De Sydney à Berne, comment les toits-terrasses élargissent à tout point de vue notre horizon.
«Il faut voir plus loin que le bout de son nez», mais «on mange aussi avec les yeux» – ces deux maximes semblent se contredire et pourtant, de la combinaison de vieux dictons peuvent germer de nouvelles sensualités. C’est du moins le cas dans ces hôtels du monde entier qui n’ont pas manqué de suivre la toute dernière tendance voulant que l’on voie mieux d’en haut. Donc, on doit pouvoir contempler son assiette (ou son verre de vin), mais aussi promener avec bonheur son regard sur une vue dégagée. Si la plage est sous les pavés, comme le scandaient les étudiants parisiens en mai 68, c’est toute la ville qui s’étend à nos pieds, sous ces bars à la vue panoramique animée. De plus en plus d’hôtels de luxe urbains découvrent en effet la magie des suites et bars aux terrasses rooftops et ne se contentent plus de choyer leurs clients derrière des baies vitrées.
Voyons voir!
Jetons donc un œil du côté de l’hôtel Corinthia à Londres. L’architecture de cet établissement situé sur la légendaire Whitehall Place – donc au cœur du quartier gouvernemental et à quelques encablures du 10 Downing Street – resplendit de la luxueuse élégance d’un empire qui semble encore exister. Et pourtant, cette ambiance incomparable est éclipsée par le cadre exceptionnel qu’offre le toit-terrasse de l’hôtel. Quoi de plus agréable que de savourer son œuf matinal en profitant de la vue sur un monde de tourelles victoriennes derrière lesquelles se dessinent d’un côté Trafalgar Square et la National Gallery, et de l’autre Big Ben et l’abbaye de Westminster? Puis en fin de soirée, d’admirer la City qui s’élève au loin, immense verticale de gratte-ciel étincelants qui se fondent les uns dans les autres, tel un tableau cubiste de Feininger. Un verre de gin, de sherry ou de whisky à la main, on croirait flotter au-dessus de la ville en se tournant vers les ponts de Waterloo et de Westminster, et on a l’impression qu’il suffirait de tendre le bras pour toucher le «London Eye», première grande roue d’Europe avec ses 135 mètres de hauteur. Mais qui souhaite s’adonner tout d’abord à une activité plus rationnelle trouvera sur la terrasse un authentique échiquier aux pièces de plusieurs mètres de haut, agréable stimulation tactile qui vient idéalement compléter l’envol de ses pensées dans le ciel de Londres.
Panorama alpin compris
Pour tous ceux qui recherchent une atmosphère plus bon enfant, l’hôtel & spa Schweizerhof est l’endroit idéal. Ne vous inquiétez pas, le premier bar rooftop de Berne ne se distingue pas par son chic rustique, mais par sa vue splendide sur la ville et les Alpes suisses. L’intérieur est d’une modernité discrète, et l’on y sert des plats suisses traditionnels et de saison, en plus de rafraîchissants cocktails. Suggestion raffinée pour l’hiver: savourer une fondue et une boisson chaude sur le toit-terrasse. Qui aime le spectaculaire trouvera son bonheur à l’autre bout du monde.

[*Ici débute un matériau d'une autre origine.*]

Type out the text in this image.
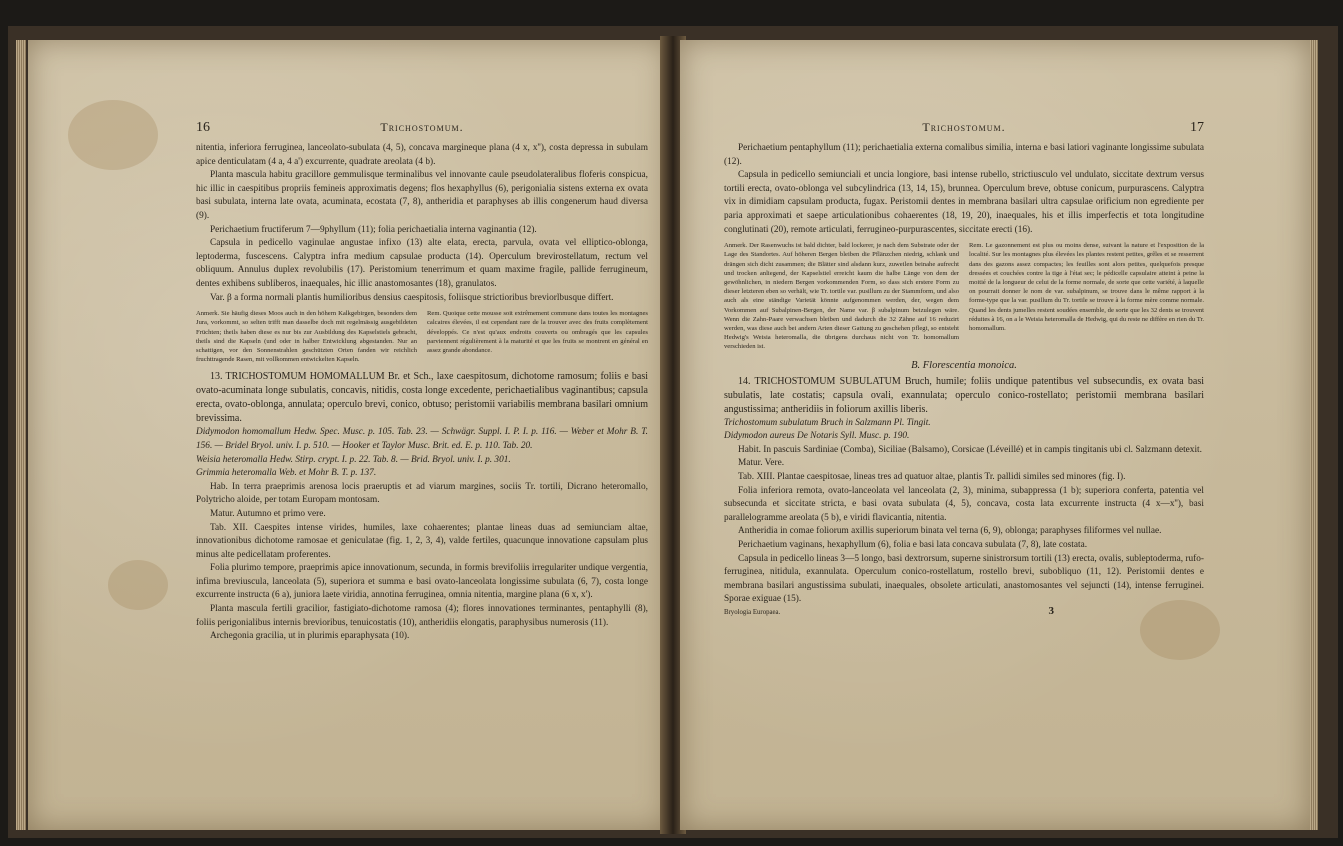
16	Trichostomum.

nitentia, inferiora ferruginea, lanceolato-subulata (4, 5), concava margineque plana (4 x, x''), costa depressa in subulam apice denticulatam (4 a, 4 a') excurrente, quadrate areolata (4 b).

Planta mascula habitu gracillore gemmulisque terminalibus vel innovante caule pseudolateralibus floferis conspicua, hic illic in caespitibus propriis femineis approximatis degens; flos hexaphyllus (6), perigonialia sistens externa ex ovata basi subulata, interna late ovata, acuminata, ecostata (7, 8), antheridia et paraphyses ab illis congenerum haud diversa (9).

Perichaetium fructiferum 7—9phyllum (11); folia perichaetialia interna vaginantia (12).

Capsula in pedicello vaginulae angustae infixo (13) alte elata, erecta, parvula, ovata vel elliptico-oblonga, leptoderma, fuscescens. Calyptra infra medium capsulae producta (14). Operculum brevirostellatum, rectum vel obliquum. Annulus duplex revolubilis (17). Peristomium tenerrimum et quam maxime fragile, pallide ferrugineum, dentes exhibens subliberos, inaequales, hic illic anastomosantes (18), granulatos.

Var. β a forma normali plantis humilioribus densius caespitosis, foliisque strictioribus breviorlbusque differt.

Anmerk. Sie häufig dieses Moos auch in den höhern Kalkgebirgen, besonders dem Jura, vorkommt, so selten trifft man dasselbe doch mit regelmässig ausgebildeten Früchten; theils haben diese es nur bis zur Ausbildung des Kapselstiels gebracht, theils sind die Kapseln (und oder in halber Entwicklung abgestanden. Nur an schattigen, vor den Sonnenstrahlen geschützten Orten fanden wir reichlich fruchttragende Rasen, mit vollkommen entwickelten Kapseln.
Rem. Quoique cette mousse soit extrêmement commune dans toutes les montagnes calcaires élevées, il est cependant rare de la trouver avec des fruits complètement développés. Ce n'est qu'aux endroits couverts ou ombragés que les capsules parviennent régulièrement à la maturité et que les fruits se montrent en général en assez grande abondance.

13. TRICHOSTOMUM HOMOMALLUM Br. et Sch., laxe caespitosum, dichotome ramosum; foliis e basi ovato-acuminata longe subulatis, concavis, nitidis, costa longe excedente, perichaetialibus vaginantibus; capsula erecta, ovato-oblonga, annulata; operculo brevi, conico, obtuso; peristomii variabilis membrana basilari omnium brevissima.

Didymodon homomallum Hedw. Spec. Musc. p. 105. Tab. 23. — Schwägr. Suppl. I. P. I. p. 116. — Weber et Mohr B. T. 156. — Bridel Bryol. univ. I. p. 510. — Hooker et Taylor Musc. Brit. ed. E. p. 110. Tab. 20.

Weisia heteromalla Hedw. Stirp. crypt. I. p. 22. Tab. 8. — Brid. Bryol. univ. I. p. 301.

Grimmia heteromalla Web. et Mohr B. T. p. 137.

Hab. In terra praeprimis arenosa locis praeruptis et ad viarum margines, sociis Tr. tortili, Dicrano heteromallo, Polytricho aloide, per totam Europam montosam.

Matur. Autumno et primo vere.

Tab. XII. Caespites intense virides, humiles, laxe cohaerentes; plantae lineas duas ad semiunciam altae, innovationibus dichotome ramosae et geniculatae (fig. 1, 2, 3, 4), valde fertiles, quacunque innovatione capsulam plus minus alte pedicellatam proferentes.

Folia plurimo tempore, praeprimis apice innovationum, secunda, in formis brevifoliis irregulariter undique vergentia, infima breviuscula, lanceolata (5), superiora et summa e basi ovato-lanceolata longissime subulata (6, 7), costa longe excurrente instructa (6 a), juniora laete viridia, annotina ferruginea, omnia nitentia, margine plana (6 x, x').

Planta mascula fertili gracilior, fastigiato-dichotome ramosa (4); flores innovationes terminantes, pentaphylli (8), foliis perigonialibus internis brevioribus, tenuicostatis (10), antheridiis elongatis, paraphysibus numerosis (11).

Archegonia gracilia, ut in plurimis eparaphysata (10).

Trichostomum.	17

Perichaetium pentaphyllum (11); perichaetialia externa comalibus similia, interna e basi latiori vaginante longissime subulata (12).

Capsula in pedicello semiunciali et uncia longiore, basi intense rubello, strictiusculo vel undulato, siccitate dextrum versus tortili erecta, ovato-oblonga vel subcylindrica (13, 14, 15), brunnea. Operculum breve, obtuse conicum, purpurascens. Calyptra vix in dimidiam capsulam producta, fugax. Peristomii dentes in membrana basilari ultra capsulae orificium non egrediente per paria approximati et saepe articulationibus cohaerentes (18, 19, 20), inaequales, his et illis imperfectis et tota longitudine conglutinati (20), remote articulati, ferrugineo-purpurascentes, siccitate erecti (16).

Anmerk. Der Rasenwuchs ist bald dichter, bald lockerer, je nach dem Substrate oder der Lage des Standortes. Auf höheren Bergen bleiben die Pflänzchen niedrig, schlank und drängen sich dicht zusammen; die Blätter sind alsdann kurz, zuweilen beinahe aufrecht und trocken anliegend, der Kapselstiel erreicht kaum die halbe Länge von dem der gewöhnlichen, in niedern Bergen vorkommenden Form, so dass sich erstere Form zu dieser letzteren eben so verhält, wie Tr. tortile var. pusillum zu der Stammform, und also auch als eine ständige Varietät könnte aufgenommen werden, der, wegen dem Vorkommen auf Subalpinen-Bergen, der Name var. β subalpinum beizulegen wäre. Wenn die Zahn-Paare verwachsen bleiben und dadurch die 32 Zähne auf 16 reduzirt werden, was diese auch bei andern Arten dieser Gattung zu geschehen pflegt, so entsteht Hedwig's Weisia heteromalla, die übrigens durchaus nicht von Tr. homomallum verschieden ist.
Rem. Le gazonnement est plus ou moins dense, suivant la nature et l'exposition de la localité. Sur les montagnes plus élevées les plantes restent petites, grêles et se resserrent dans des gazons assez compactes; les feuilles sont alors petites, quelquefois presque dressées et couchées contre la tige à l'état sec; le pédicelle capsulaire atteint à peine la moitié de la longueur de celui de la forme normale, de sorte que cette variété, à laquelle on pourrait donner le nom de var. subalpinum, se trouve dans le même rapport à la forme-type que la var. pusillum du Tr. tortile se trouve à la forme mère comme normale. Quand les dents jumelles restent soudées ensemble, de sorte que les 32 dents se trouvent réduites à 16, on a le Weisia heteromalla de Hedwig, qui du reste ne diffère en rien du Tr. homomallum.
B. Florescentia monoica.

14. TRICHOSTOMUM SUBULATUM Bruch, humile; foliis undique patentibus vel subsecundis, ex ovata basi subulatis, late costatis; capsula ovali, exannulata; operculo conico-rostellato; peristomii membrana basilari angustissima; antheridiis in foliorum axillis liberis.

Trichostomum subulatum Bruch in Salzmann Pl. Tingit.

Didymodon aureus De Notaris Syll. Musc. p. 190.

Habit. In pascuis Sardiniae (Comba), Siciliae (Balsamo), Corsicae (Léveillé) et in campis tingitanis ubi cl. Salzmann detexit.

Matur. Vere.

Tab. XIII. Plantae caespitosae, lineas tres ad quatuor altae, plantis Tr. pallidi similes sed minores (fig. I).

Folia inferiora remota, ovato-lanceolata vel lanceolata (2, 3), minima, subappressa (1 b); superiora conferta, patentia vel subsecunda et siccitate stricta, e basi ovata subulata (4, 5), concava, costa lata excurrente instructa (4 x—x''), basi parallelogramme areolata (5 b), e viridi flavicantia, nitentia.

Antheridia in comae foliorum axillis superiorum binata vel terna (6, 9), oblonga; paraphyses filiformes vel nullae.

Perichaetium vaginans, hexaphyllum (6), folia e basi lata concava subulata (7, 8), late costata.

Capsula in pedicello lineas 3—5 longo, basi dextrorsum, superne sinistrorsum tortili (13) erecta, ovalis, subleptoderma, rufo-ferruginea, nitidula, exannulata. Operculum conico-rostellatum, rostello brevi, subobliquo (11, 12). Peristomii dentes e membrana basilari angustissima subulati, inaequales, obsolete articulati, anastomosantes vel sejuncti (14), intense ferruginei. Sporae exiguae (15).

Bryologia Europaea.	3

À Sydney, le Henry Deane de l’hôtel Palisade, qui s’étend sur deux étages, offre une vue imprenable sur le port de la trépidante métropole. Que ce soit pour dîner ou souper, ce bar à cocktails est l’endroit idéal pour faire une pause touristique à Down Under et admirer la ville, tranquillement assis en terrasse. On peut ainsi plonger dans l’atmosphère de Sydney tout en sirotant un délicieux cocktail – et élargir à tout point de vue son horizon. La vue panoramique aiguise en effet les sens et nous offre une toute nouvelle approche des merveilles de ce monde.
Top of Town
On est néanmoins encore plus près de la rumeur urbaine à New York – plus précisément au Bain, la meilleure adresse de la ville à bien des égards. Sorte de Studio 54 remis au goût du jour (et porté à la lumière de la nuit), ce club est une réminiscence animée de l’ancienne légende de la vie nocturne. Cependant, on a définitivement tourné le dos aux années de fête sans fenêtre – du moins ici, sur le toit de l’hôtel The Standard High Line dans le quartier autrefois malfamé de Meatpacking District, au nord-ouest de Manhattan, à proximité immédiate de l’Hudson River. River Deep, Mountain High! Et derrière la baie vitrée allant du sol au plafond s’étend la ville de New York. Comme si l’on replongeait dans les folles années 70, des boules à facettes scintillantes tournent au-dessus de la piste, une foule branchée, surtout des jeunes, danse dans une ambiance décontractée sur des rythmes à la mode aux couleurs jazzy ou autres.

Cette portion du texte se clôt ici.